Vítolo no era un burócrata anónimo. En los últimos meses había ganado un perfil público inusual para un inspector general, al impulsar desde la IGJ una investigación sobre los estados contables de la AFA y al formalizar ante el Ministerio un pedido de designación de veedores para auditar las operaciones financieras de la entidad que conduce Claudio Tapia. Esa investigación apuntaba a las relaciones entre la AFA y firmas nacionales e internacionales, entre ellas TourProdEnter LLC, el Grupo Sur Finanzas, y personas como Javier Faroni, Erica Gillette y Ariel Vallejo, además del controvertido proyecto de la Universidad de la AFA — conocida como UNAFA. La disputa entre la IGJ y la AFA había escalado en paralelo a la tensión política entre el Gobierno y Tapia por el rol del dirigente futbolístico en la gestión para liberar al gendarme Nahuel Gallo durante su secuestro en Venezuela.
Mahiques llegó al ministerio con vínculos que generan preguntas incómodas en ese contexto. El propio ministro admitió en declaraciones televisivas que conoce a Tapia, a Pablo Toviggino y a otros dirigentes de la entidad futbolística. Y hay un dato que ninguno de sus colaboradores pudo hacer desaparecer: en 2025, cuando la AFA lanzó su proyecto universitario, Mahiques fue designado como vicerrector de esa casa de estudios. Ante los periodistas que le preguntaron por esa designación, el ministro respondió con una negación parcial: «Los conozco socialmente a todos. Pero no soy amigo de ninguna de las personas que se dice. Ninguno vino a mi cumpleaños ni a mi casamiento.»
La pregunta que flota sobre el expediente de los veedores es directa: ¿seguirán o no? Mahiques intentó una respuesta que deja la puerta abierta sin confirmar nada. «No tengo por qué oponerme si el titular de la IGJ entendió la necesidad de que vayan dos veedores.

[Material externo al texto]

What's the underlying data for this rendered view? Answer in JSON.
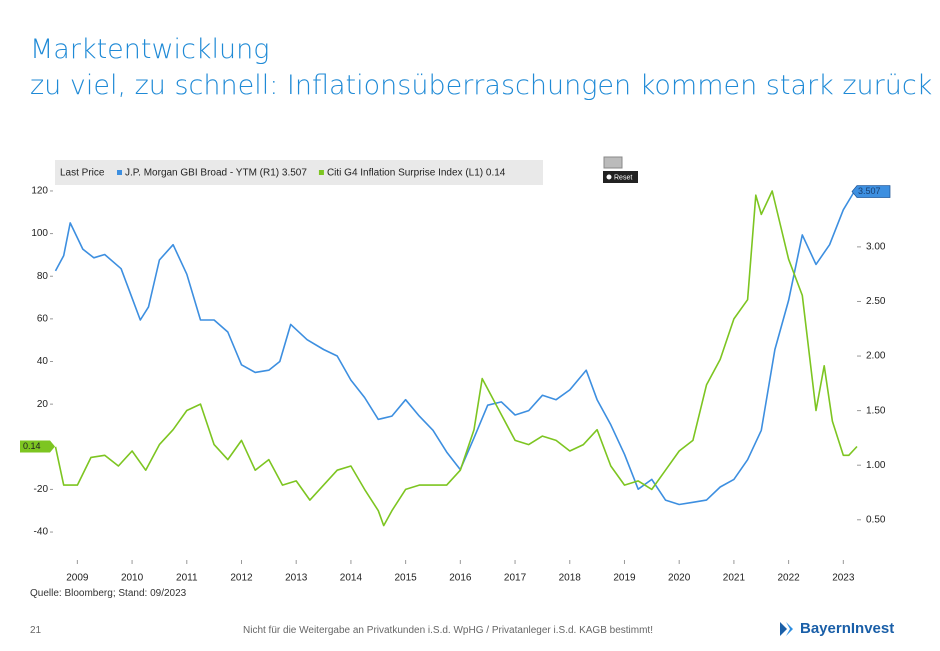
{
  "header": {
    "title": "Marktentwicklung",
    "subtitle": "zu viel, zu schnell: Inflationsüberraschungen kommen stark zurück"
  },
  "chart_data": {
    "type": "line",
    "legend_title": "Last Price",
    "reset_button": "Reset",
    "xlim": [
      2009,
      2023.75
    ],
    "xticks": [
      {
        "value": 2009.5,
        "label": "2009"
      },
      {
        "value": 2010.5,
        "label": "2010"
      },
      {
        "value": 2011.5,
        "label": "2011"
      },
      {
        "value": 2012.5,
        "label": "2012"
      },
      {
        "value": 2013.5,
        "label": "2013"
      },
      {
        "value": 2014.5,
        "label": "2014"
      },
      {
        "value": 2015.5,
        "label": "2015"
      },
      {
        "value": 2016.5,
        "label": "2016"
      },
      {
        "value": 2017.5,
        "label": "2017"
      },
      {
        "value": 2018.5,
        "label": "2018"
      },
      {
        "value": 2019.5,
        "label": "2019"
      },
      {
        "value": 2020.5,
        "label": "2020"
      },
      {
        "value": 2021.5,
        "label": "2021"
      },
      {
        "value": 2022.5,
        "label": "2022"
      },
      {
        "value": 2023.5,
        "label": "2023"
      }
    ],
    "ylim": [
      -45,
      125
    ],
    "yticks": [
      120,
      100,
      80,
      60,
      40,
      20,
      0,
      -20,
      -40
    ],
    "y2lim": [
      0.29,
      3.61
    ],
    "y2ticks": [
      {
        "value": 3,
        "label": "3.00"
      },
      {
        "value": 2.5,
        "label": "2.50"
      },
      {
        "value": 2,
        "label": "2.00"
      },
      {
        "value": 1.5,
        "label": "1.50"
      },
      {
        "value": 1,
        "label": "1.00"
      },
      {
        "value": 0.5,
        "label": "0.50"
      }
    ],
    "series": [
      {
        "name": "J.P. Morgan GBI Broad - YTM  (R1) 3.507",
        "last_label": "3.507",
        "color": "#3d8fe0",
        "axis": "y2",
        "x": [
          2009.1,
          2009.25,
          2009.37,
          2009.6,
          2009.8,
          2010.0,
          2010.3,
          2010.65,
          2010.8,
          2011.0,
          2011.25,
          2011.5,
          2011.75,
          2012.0,
          2012.25,
          2012.5,
          2012.75,
          2013.0,
          2013.2,
          2013.4,
          2013.7,
          2014.0,
          2014.25,
          2014.5,
          2014.75,
          2015.0,
          2015.25,
          2015.5,
          2015.75,
          2016.0,
          2016.25,
          2016.5,
          2016.75,
          2017.0,
          2017.25,
          2017.5,
          2017.75,
          2018.0,
          2018.25,
          2018.5,
          2018.8,
          2019.0,
          2019.25,
          2019.5,
          2019.75,
          2020.0,
          2020.25,
          2020.5,
          2020.75,
          2021.0,
          2021.25,
          2021.5,
          2021.75,
          2022.0,
          2022.25,
          2022.5,
          2022.75,
          2023.0,
          2023.25,
          2023.5,
          2023.7
        ],
        "values": [
          2.78,
          2.92,
          3.22,
          2.98,
          2.9,
          2.93,
          2.8,
          2.33,
          2.45,
          2.88,
          3.02,
          2.75,
          2.33,
          2.33,
          2.22,
          1.92,
          1.85,
          1.87,
          1.95,
          2.29,
          2.15,
          2.06,
          2.0,
          1.78,
          1.62,
          1.42,
          1.45,
          1.6,
          1.45,
          1.32,
          1.12,
          0.96,
          1.25,
          1.55,
          1.58,
          1.46,
          1.5,
          1.64,
          1.6,
          1.69,
          1.87,
          1.6,
          1.37,
          1.1,
          0.78,
          0.87,
          0.68,
          0.64,
          0.66,
          0.68,
          0.8,
          0.87,
          1.05,
          1.32,
          2.06,
          2.51,
          3.11,
          2.84,
          3.02,
          3.34,
          3.507
        ]
      },
      {
        "name": "Citi G4 Inflation Surprise Index  (L1) 0.14",
        "last_label": "0.14",
        "color": "#7dc521",
        "axis": "y",
        "x": [
          2009.1,
          2009.25,
          2009.5,
          2009.75,
          2010.0,
          2010.25,
          2010.5,
          2010.75,
          2011.0,
          2011.25,
          2011.5,
          2011.75,
          2012.0,
          2012.25,
          2012.5,
          2012.75,
          2013.0,
          2013.25,
          2013.5,
          2013.75,
          2014.0,
          2014.25,
          2014.5,
          2014.75,
          2015.0,
          2015.1,
          2015.25,
          2015.5,
          2015.75,
          2016.0,
          2016.25,
          2016.5,
          2016.75,
          2016.9,
          2017.25,
          2017.5,
          2017.75,
          2018.0,
          2018.25,
          2018.5,
          2018.75,
          2019.0,
          2019.25,
          2019.5,
          2019.75,
          2020.0,
          2020.25,
          2020.5,
          2020.75,
          2021.0,
          2021.25,
          2021.5,
          2021.75,
          2021.9,
          2022.0,
          2022.2,
          2022.5,
          2022.75,
          2023.0,
          2023.15,
          2023.3,
          2023.5,
          2023.6,
          2023.75
        ],
        "values": [
          0,
          -18,
          -18,
          -5,
          -4,
          -9,
          -2,
          -11,
          1,
          8,
          17,
          20,
          1,
          -6,
          3,
          -11,
          -6,
          -18,
          -16,
          -25,
          -18,
          -11,
          -9,
          -20,
          -30,
          -37,
          -30,
          -20,
          -18,
          -18,
          -18,
          -11,
          8,
          32,
          15,
          3,
          1,
          5,
          3,
          -2,
          1,
          8,
          -9,
          -18,
          -16,
          -20,
          -11,
          -2,
          3,
          29,
          41,
          60,
          69,
          118,
          109,
          120,
          88,
          71,
          17,
          38,
          12,
          -4,
          -4,
          0.14
        ]
      }
    ]
  },
  "footer": {
    "source": "Quelle: Bloomberg; Stand: 09/2023",
    "page": "21",
    "disclaimer": "Nicht für die Weitergabe an Privatkunden i.S.d. WpHG / Privatanleger i.S.d. KAGB bestimmt!",
    "logo": "BayernInvest"
  }
}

Salvo que encuentre una irregularidad en el expediente, que no debiera por qué ocurrir, pero pedí el expediente, lo evaluaré», dijo. Desde la Casa Rosada, en paralelo, intentaron calmar las aguas: «No cambia un ápice la posición del Gobierno sobre la AFA.» Pero esa frase, cuando la sostiene un Gobierno que acaba de echar al funcionario que más presión ejercía sobre la entidad futbolística, suena más a deseo que a garantía.

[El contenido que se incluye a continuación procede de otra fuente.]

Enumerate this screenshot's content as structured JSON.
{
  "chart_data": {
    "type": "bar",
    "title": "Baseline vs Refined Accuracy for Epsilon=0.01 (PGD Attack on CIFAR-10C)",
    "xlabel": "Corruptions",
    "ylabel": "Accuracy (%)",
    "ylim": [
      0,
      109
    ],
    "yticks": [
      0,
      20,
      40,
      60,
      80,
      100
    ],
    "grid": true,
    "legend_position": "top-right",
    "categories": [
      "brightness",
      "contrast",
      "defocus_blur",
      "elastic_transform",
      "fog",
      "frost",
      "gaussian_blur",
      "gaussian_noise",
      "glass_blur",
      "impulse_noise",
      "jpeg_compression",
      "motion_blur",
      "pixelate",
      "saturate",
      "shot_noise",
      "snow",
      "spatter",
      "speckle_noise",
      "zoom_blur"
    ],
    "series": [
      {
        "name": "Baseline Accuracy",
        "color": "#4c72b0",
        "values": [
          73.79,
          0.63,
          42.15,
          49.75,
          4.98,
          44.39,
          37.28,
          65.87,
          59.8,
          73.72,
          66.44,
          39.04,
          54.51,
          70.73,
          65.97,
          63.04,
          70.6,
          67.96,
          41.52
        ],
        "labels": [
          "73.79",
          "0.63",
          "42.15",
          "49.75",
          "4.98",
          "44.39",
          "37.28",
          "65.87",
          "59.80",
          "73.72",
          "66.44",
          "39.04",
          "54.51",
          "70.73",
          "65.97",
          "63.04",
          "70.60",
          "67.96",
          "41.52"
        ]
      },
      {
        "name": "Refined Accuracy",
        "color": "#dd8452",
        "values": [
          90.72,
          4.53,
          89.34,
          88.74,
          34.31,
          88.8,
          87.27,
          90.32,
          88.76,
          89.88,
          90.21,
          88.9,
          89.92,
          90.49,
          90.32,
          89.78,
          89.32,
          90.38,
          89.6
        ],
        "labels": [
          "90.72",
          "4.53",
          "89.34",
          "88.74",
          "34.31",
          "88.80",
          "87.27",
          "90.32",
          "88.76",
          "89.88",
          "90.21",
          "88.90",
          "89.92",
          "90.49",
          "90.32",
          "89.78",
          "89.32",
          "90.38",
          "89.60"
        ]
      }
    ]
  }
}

El resto de la reorganización que Mahiques puso en marcha en sus primeras horas de gestión abarca también la Unidad de Información Financiera — cuya conducción ya había cambiado a comienzos de año con la salida de Paul Starc y el ingreso de Ernesto Gaspari, y que ahora enfrenta un nuevo recambio —, la Oficina Anticorrupción, la Oficina de Bienes Recuperados y el Centro Internacional para la Promoción de los Derechos Humanos. En todos los casos, el ministro aclaró que pedirles la renuncia a los titulares no implica automáticamente su aceptación, aunque la señal política es inequívoca: «Llego con un equipo.»

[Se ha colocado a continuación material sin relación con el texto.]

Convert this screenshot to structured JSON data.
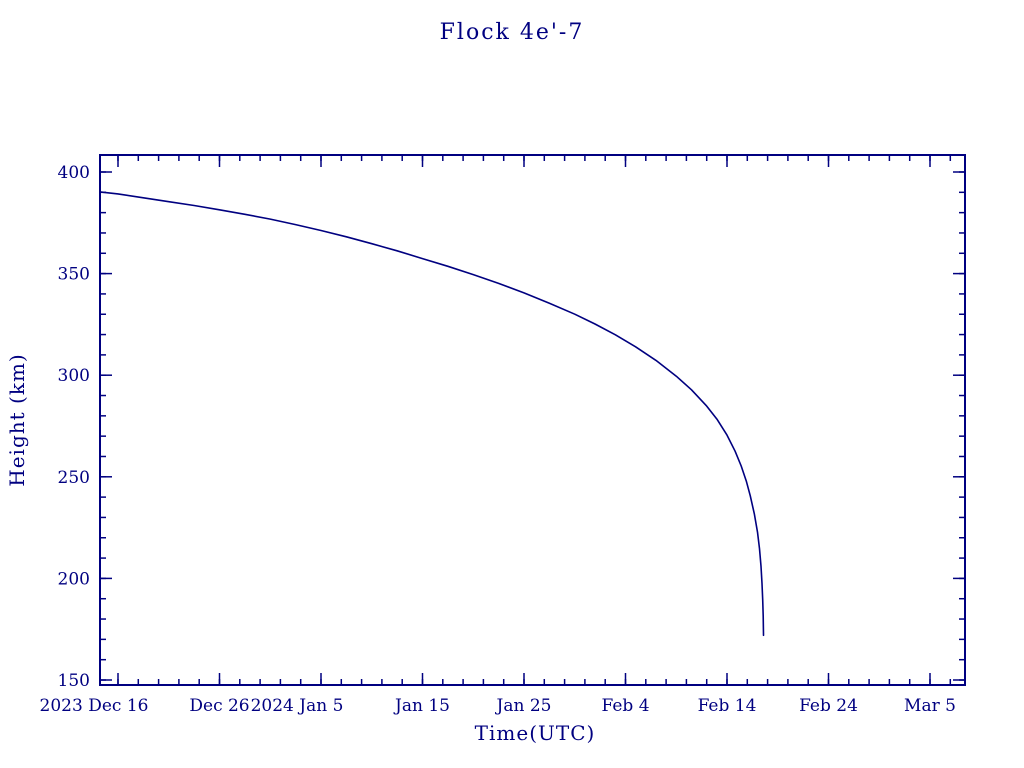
{
  "page": {
    "background": "#ffffff",
    "accent_color": "#000080"
  },
  "chart_data": {
    "type": "line",
    "title": "Flock 4e'-7",
    "xlabel": "Time(UTC)",
    "ylabel": "Height (km)",
    "color": "#000080",
    "grid": false,
    "legend": "none",
    "ylim": [
      150,
      400
    ],
    "x_epoch": "2023 Dec 16",
    "x_range_days": [
      -1.77,
      83.4
    ],
    "x_tick_days": [
      0,
      10,
      20,
      30,
      40,
      50,
      60,
      70,
      80
    ],
    "x_tick_labels": [
      "2023 Dec 16",
      "Dec 26",
      "2024 Jan 5",
      "Jan 15",
      "Jan 25",
      "Feb 4",
      "Feb 14",
      "Feb 24",
      "Mar 5"
    ],
    "x_minor_step_days": 2,
    "y_tick_values": [
      150,
      200,
      250,
      300,
      350,
      400
    ],
    "y_minor_step": 10,
    "series": [
      {
        "name": "Flock 4e'-7 height",
        "color": "#000080",
        "points_day_km": [
          [
            -1.77,
            390.2
          ],
          [
            0,
            389.2
          ],
          [
            2.5,
            387.3
          ],
          [
            5,
            385.4
          ],
          [
            7.5,
            383.5
          ],
          [
            10,
            381.4
          ],
          [
            12.5,
            379.2
          ],
          [
            15,
            376.8
          ],
          [
            17.5,
            374.1
          ],
          [
            20,
            371.2
          ],
          [
            22.5,
            368.1
          ],
          [
            25,
            364.7
          ],
          [
            27.5,
            361.2
          ],
          [
            30,
            357.4
          ],
          [
            32.5,
            353.6
          ],
          [
            35,
            349.5
          ],
          [
            37.5,
            345.2
          ],
          [
            40,
            340.5
          ],
          [
            42.5,
            335.4
          ],
          [
            45,
            330.0
          ],
          [
            47,
            325.2
          ],
          [
            49,
            319.9
          ],
          [
            51,
            314.0
          ],
          [
            53,
            307.3
          ],
          [
            55,
            299.5
          ],
          [
            56.5,
            292.8
          ],
          [
            58,
            284.8
          ],
          [
            59,
            278.4
          ],
          [
            60,
            270.5
          ],
          [
            60.8,
            262.6
          ],
          [
            61.4,
            255.3
          ],
          [
            61.9,
            247.9
          ],
          [
            62.3,
            240.6
          ],
          [
            62.7,
            231.6
          ],
          [
            63.0,
            222.8
          ],
          [
            63.2,
            214.6
          ],
          [
            63.35,
            206.0
          ],
          [
            63.45,
            197.5
          ],
          [
            63.52,
            189.5
          ],
          [
            63.57,
            181.5
          ],
          [
            63.6,
            172.0
          ]
        ]
      }
    ]
  }
}
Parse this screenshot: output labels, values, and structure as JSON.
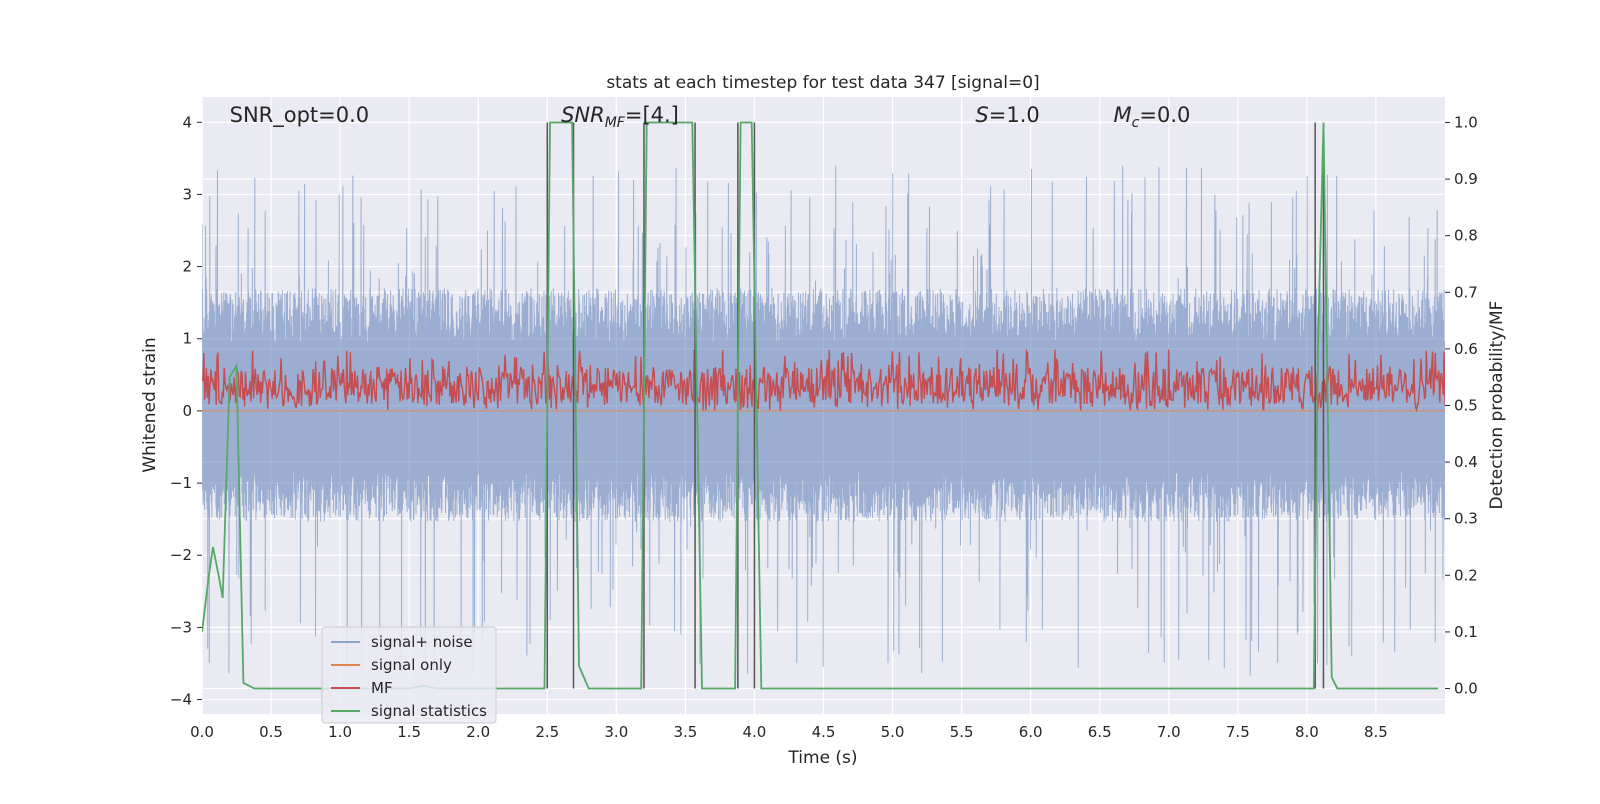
{
  "chart_data": {
    "type": "line",
    "title": "stats at each timestep for test data 347 [signal=0]",
    "xlabel": "Time (s)",
    "ylabel_left": "Whitened strain",
    "ylabel_right": "Detection probability/MF",
    "xlim": [
      0.0,
      9.0
    ],
    "ylim_left": [
      -4.2,
      4.35
    ],
    "ylim_right": [
      -0.045,
      1.045
    ],
    "xticks": [
      "0.0",
      "0.5",
      "1.0",
      "1.5",
      "2.0",
      "2.5",
      "3.0",
      "3.5",
      "4.0",
      "4.5",
      "5.0",
      "5.5",
      "6.0",
      "6.5",
      "7.0",
      "7.5",
      "8.0",
      "8.5"
    ],
    "yticks_left": [
      "−4",
      "−3",
      "−2",
      "−1",
      "0",
      "1",
      "2",
      "3",
      "4"
    ],
    "yticks_right": [
      "0.0",
      "0.1",
      "0.2",
      "0.3",
      "0.4",
      "0.5",
      "0.6",
      "0.7",
      "0.8",
      "0.9",
      "1.0"
    ],
    "grid": true,
    "legend_position": "lower-left",
    "annotations": [
      {
        "text": "SNR_opt=0.0",
        "x": 0.2
      },
      {
        "text": "SNR",
        "sub": "MF",
        "rest": "=[4.]",
        "x": 2.6,
        "italic": true
      },
      {
        "text": "S",
        "rest": "=1.0",
        "x": 5.6,
        "italic": true
      },
      {
        "text": "M",
        "sub": "c",
        "rest": "=0.0",
        "x": 6.6,
        "italic": true
      }
    ],
    "series": [
      {
        "name": "signal+ noise",
        "color": "#4c72b0",
        "envelope": {
          "typical": [
            -1.4,
            1.7
          ],
          "peaks": [
            -3.7,
            3.4
          ]
        }
      },
      {
        "name": "signal only",
        "color": "#dd8452",
        "constant": 0.0
      },
      {
        "name": "MF",
        "color": "#c44e52",
        "range": [
          0.0,
          0.85
        ]
      },
      {
        "name": "signal statistics",
        "color": "#55a868",
        "x": [
          0.0,
          0.05,
          0.08,
          0.12,
          0.15,
          0.2,
          0.25,
          0.3,
          0.38,
          1.5,
          1.6,
          1.7,
          2.48,
          2.52,
          2.62,
          2.68,
          2.73,
          2.8,
          3.18,
          3.22,
          3.27,
          3.55,
          3.62,
          3.86,
          3.9,
          3.98,
          4.05,
          8.05,
          8.08,
          8.12,
          8.18,
          8.22,
          8.95
        ],
        "y": [
          0.1,
          0.2,
          0.25,
          0.2,
          0.16,
          0.55,
          0.57,
          0.01,
          0.0,
          0.0,
          0.005,
          0.0,
          0.0,
          1.0,
          1.0,
          1.0,
          0.04,
          0.0,
          0.0,
          1.0,
          1.0,
          1.0,
          0.0,
          0.0,
          1.0,
          1.0,
          0.0,
          0.0,
          0.6,
          1.0,
          0.02,
          0.0,
          0.0
        ]
      }
    ],
    "vlines": [
      2.5,
      2.69,
      3.2,
      3.57,
      3.88,
      4.0,
      8.06,
      8.12
    ]
  }
}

La excepción inicial era la Procuración del Tesoro, que en un primer momento se anunciaba como el único organismo que quedaría fuera de la reorganización. La sensibilidad de las causas que maneja — empezando por el juicio por la expropiación de YPF — justificaba la continuidad. Pero las negociaciones del jueves terminaron por incluirla también en el esquema de cambios, con la designación de Sebastián Amerio como nuevo procurador en reemplazo de Santiago Castro Videla.
El sucesor de Vítolo en la IGJ todavía no fue anunciado oficialmente. Versiones periodísticas señalan al abogado Alejandro H. Ramírez, con antecedentes en litigios contra la propia AFA. Si esa designación se confirma, el mensaje del nuevo ministerio sería contradictorio con la interpretación de quienes leyeron la salida de Vítolo como un gesto de distensión hacia Tapia. El Gobierno asegura que la línea sobre la AFA no cambió. En los próximos días, la identidad del nuevo titular de la IGJ y el destino del expediente de los veedores dirán más que cualquier declaración oficial.